= Benzion Klatzko =

Benzion Zvi Klatzko (born June 11, 1968) is a United States-based Orthodox rabbi best known as the founder of Shabbat.com.

== Education ==
Klatzko graduated from Hebrew Academy of Cleveland in 1981, followed by Mesivtha Tifereth Jerusalem of Staten Island. He was ordained at the Mir Yeshiva in Brooklyn, New York on August 13, 1993 by Rabbi Shmuel Berenbaum.

== Career ==
After completing his studies, Klatzko was Rabbi of the Agudath Israel synagogue of 14th Ave (Pirchei Minyan) in Brooklyn, New York, and was then the rabbi of congregation Shaarey Tefiloh in Perth Amboy, New Jersey. In 1999, he was appointed campus rabbi of the University of California, Los Angeles (UCLA), where he organized outreach programs for college students through the Jewish Awareness Movement. During this period, he ran monthly classes on Jewish thought in Hollywood for many writers, producers, actors, and directors in the movie industry earning the moniker "The Hollywood Rabbi". Starting in 2003, Klatzko began to seed other campuses throughout Southern California with Jewish programming (e.g., Classes, Trips, and organizational structure) including USC, UCSB, UCSD, SDSU, SMC, and CSUN. Additionally, he helped start the CLE program in Florida and the JEM program in Madison Wisconsin.

In 2006, the Klatzko family moved to Monsey, New York, where Rabbi Klatzko was appointed national educational director for Olami Worldwide.

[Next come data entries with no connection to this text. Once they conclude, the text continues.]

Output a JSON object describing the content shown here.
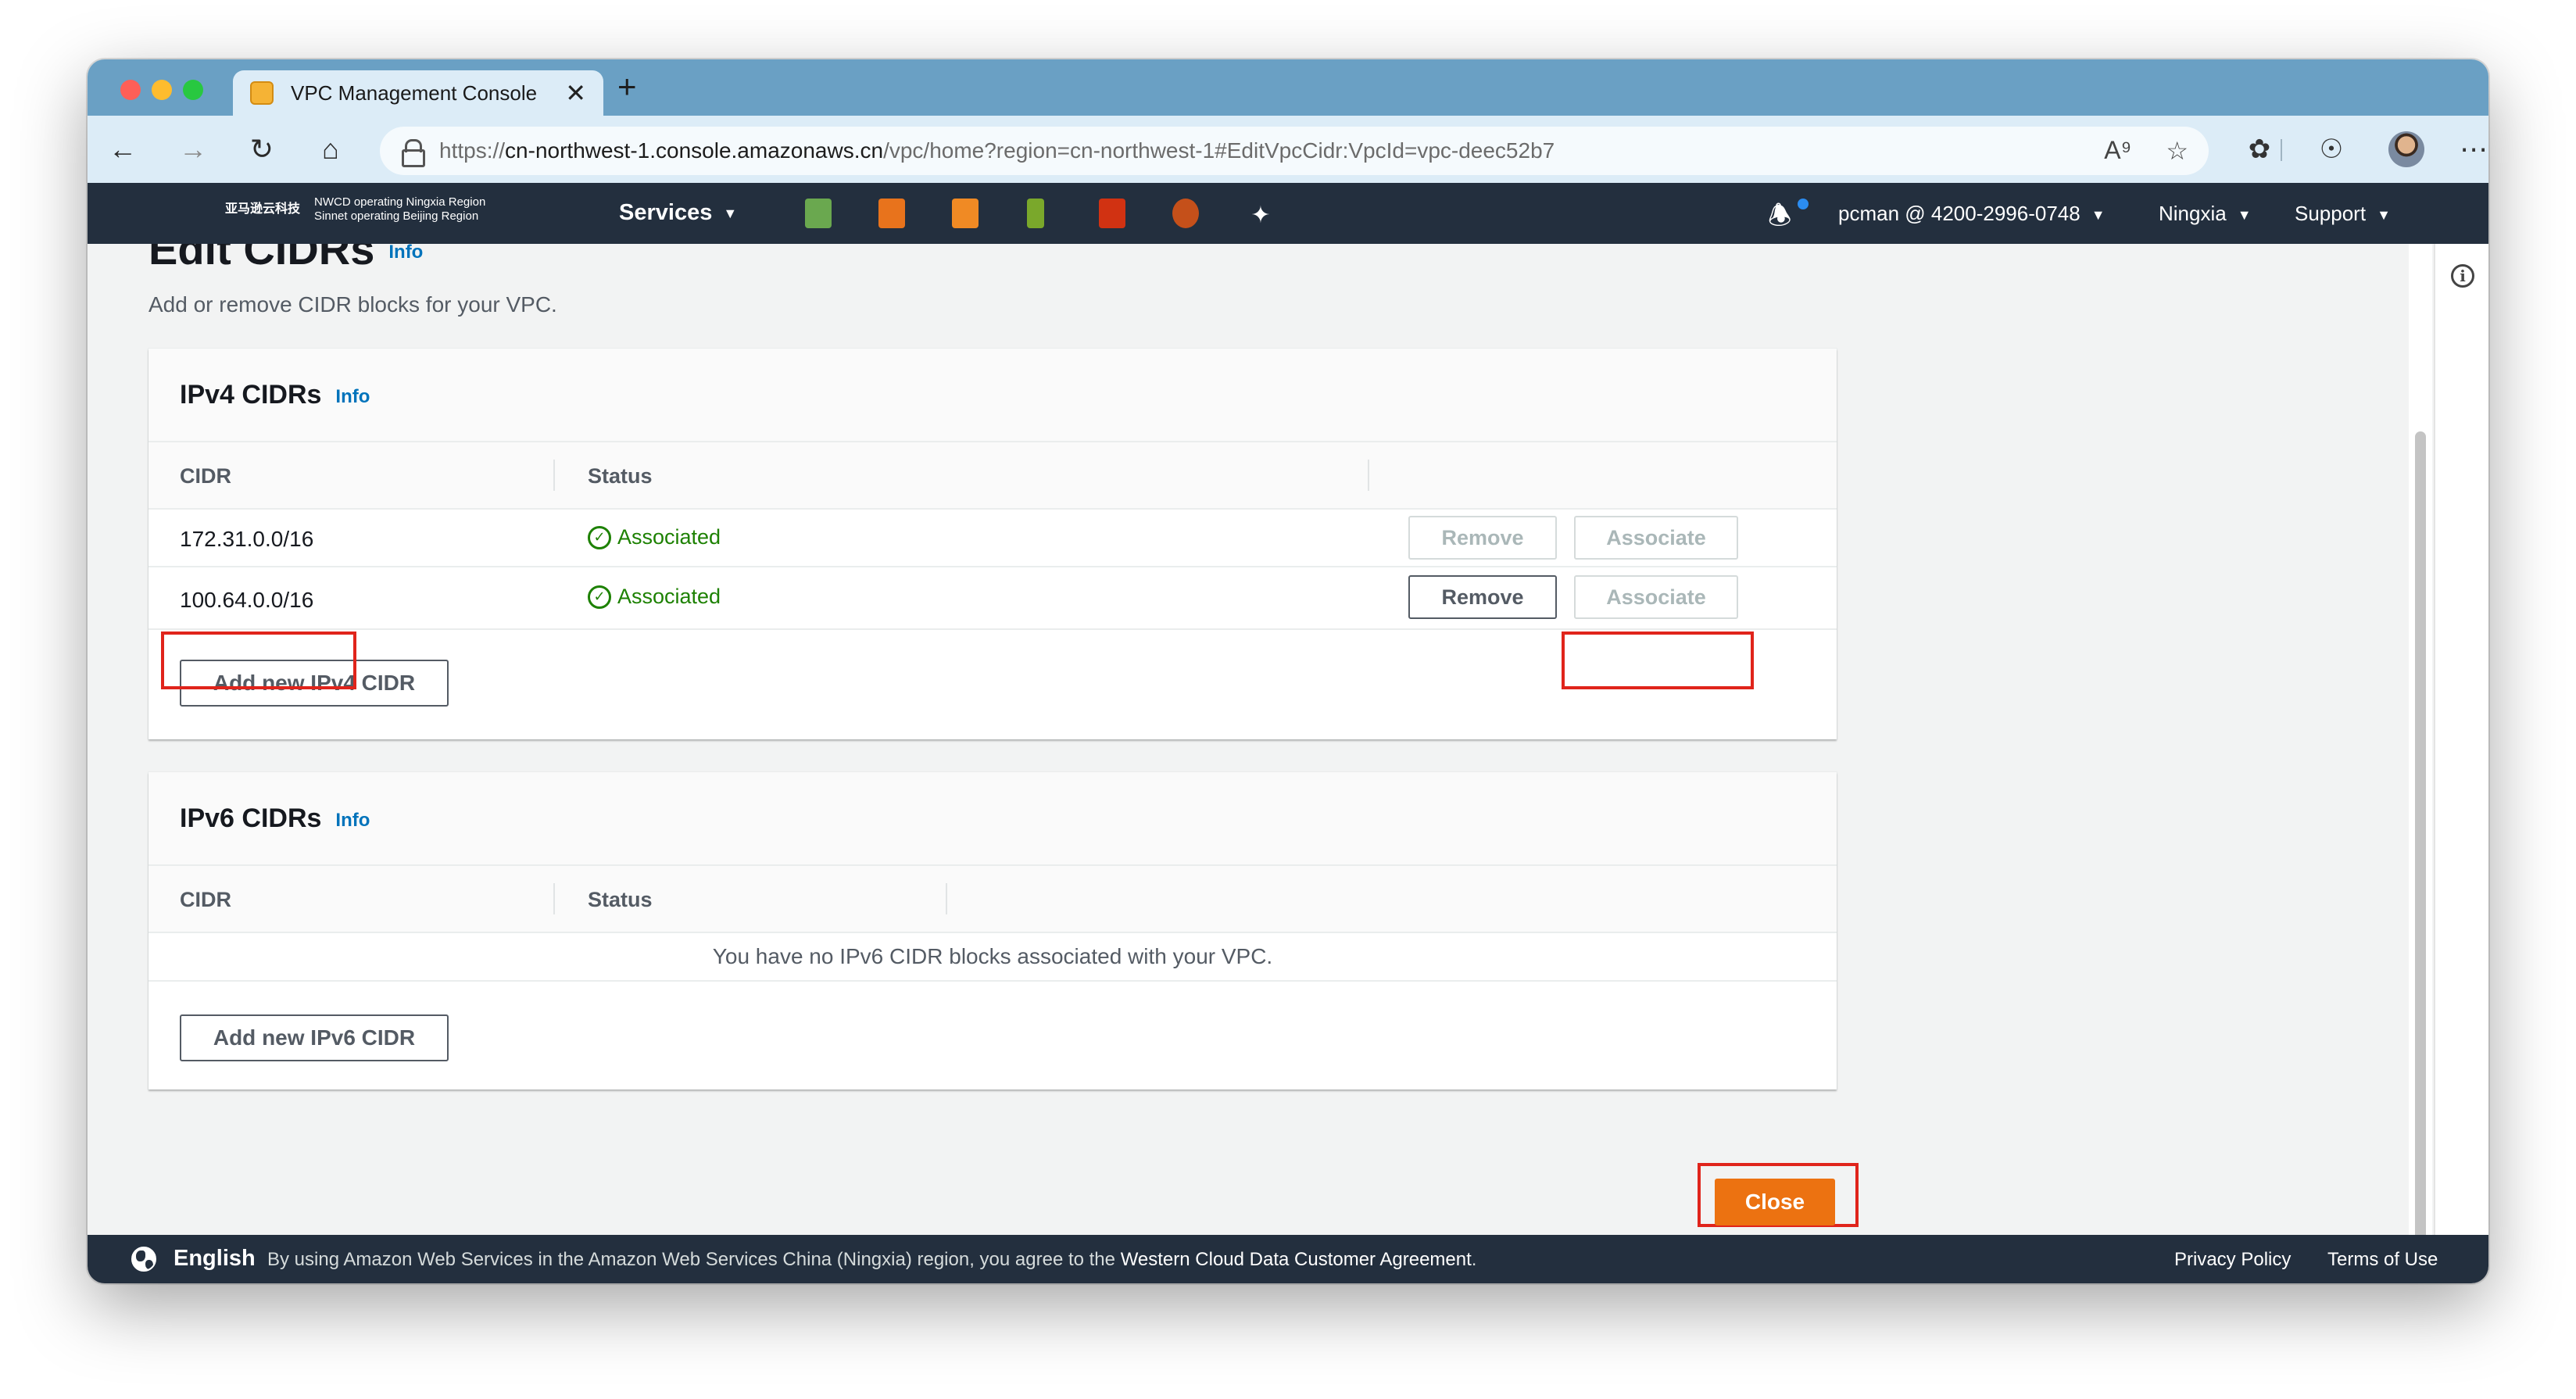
{
  "browser": {
    "tab_title": "VPC Management Console",
    "tab_close": "✕",
    "new_tab": "+",
    "url_scheme": "https://",
    "url_host": "cn-northwest-1.console.amazonaws.cn",
    "url_path": "/vpc/home?region=cn-northwest-1#EditVpcCidr:VpcId=vpc-deec52b7"
  },
  "aws_header": {
    "logo_mark": "亚马逊云科技",
    "logo_line1": "NWCD operating Ningxia Region",
    "logo_line2": "Sinnet operating Beijing Region",
    "services_label": "Services",
    "account": "pcman @ 4200-2996-0748",
    "region": "Ningxia",
    "support": "Support",
    "service_icon_colors": [
      "#6aa84f",
      "#e8731c",
      "#f08a24",
      "#7aa82b",
      "#d13212",
      "#c5501a"
    ]
  },
  "page": {
    "title": "Edit CIDRs",
    "title_info": "Info",
    "description": "Add or remove CIDR blocks for your VPC."
  },
  "ipv4": {
    "title": "IPv4 CIDRs",
    "info": "Info",
    "col_cidr": "CIDR",
    "col_status": "Status",
    "rows": [
      {
        "cidr": "172.31.0.0/16",
        "status": "Associated",
        "remove": "Remove",
        "associate": "Associate"
      },
      {
        "cidr": "100.64.0.0/16",
        "status": "Associated",
        "remove": "Remove",
        "associate": "Associate"
      }
    ],
    "add_button": "Add new IPv4 CIDR"
  },
  "ipv6": {
    "title": "IPv6 CIDRs",
    "info": "Info",
    "col_cidr": "CIDR",
    "col_status": "Status",
    "empty_message": "You have no IPv6 CIDR blocks associated with your VPC.",
    "add_button": "Add new IPv6 CIDR"
  },
  "actions": {
    "close": "Close"
  },
  "footer": {
    "language": "English",
    "notice_prefix": "By using Amazon Web Services in the Amazon Web Services China (Ningxia) region, you agree to the",
    "agreement_link": "Western Cloud Data Customer Agreement",
    "notice_suffix": ".",
    "privacy": "Privacy Policy",
    "terms": "Terms of Use"
  },
  "colors": {
    "primary": "#ec7211",
    "link": "#0073bb",
    "success": "#1d8102",
    "highlight": "#e0241b",
    "header_bg": "#232f3e"
  }
}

In which position he is tasked with seeding North American college campuses with Jewish life. Each year Rabbi Klatzko visits and lectures at over 100 campuses.

===Shabbat.com===

In 2010, Rabbi Klatzko founded Shabbat.com, a social networking website intended to bring Jews together to celebrate the Sabbath. Shabbat.com is a website as well as an app available on IOS and Android.

== Awards and recognition ==
U.S. Congressman Bob Menendez described Klatzko during a 1997 session of the U.S. House of Representatives as a "distinguished gentleman making a difference to his community".

Jewish Forward magazine included him in their 2014 list of "America's Most Inspiring Rabbis".

== Personal life ==
Klatzko married his wife Shoshana Juravel on June 27, 1988. She is a daughter of the noted children's author and lecturer Rabbi Dovid Juravel. The family currently resides in Monsey, New York.

== Works ==
- The Kuntrus (Maznaim Publications 1999).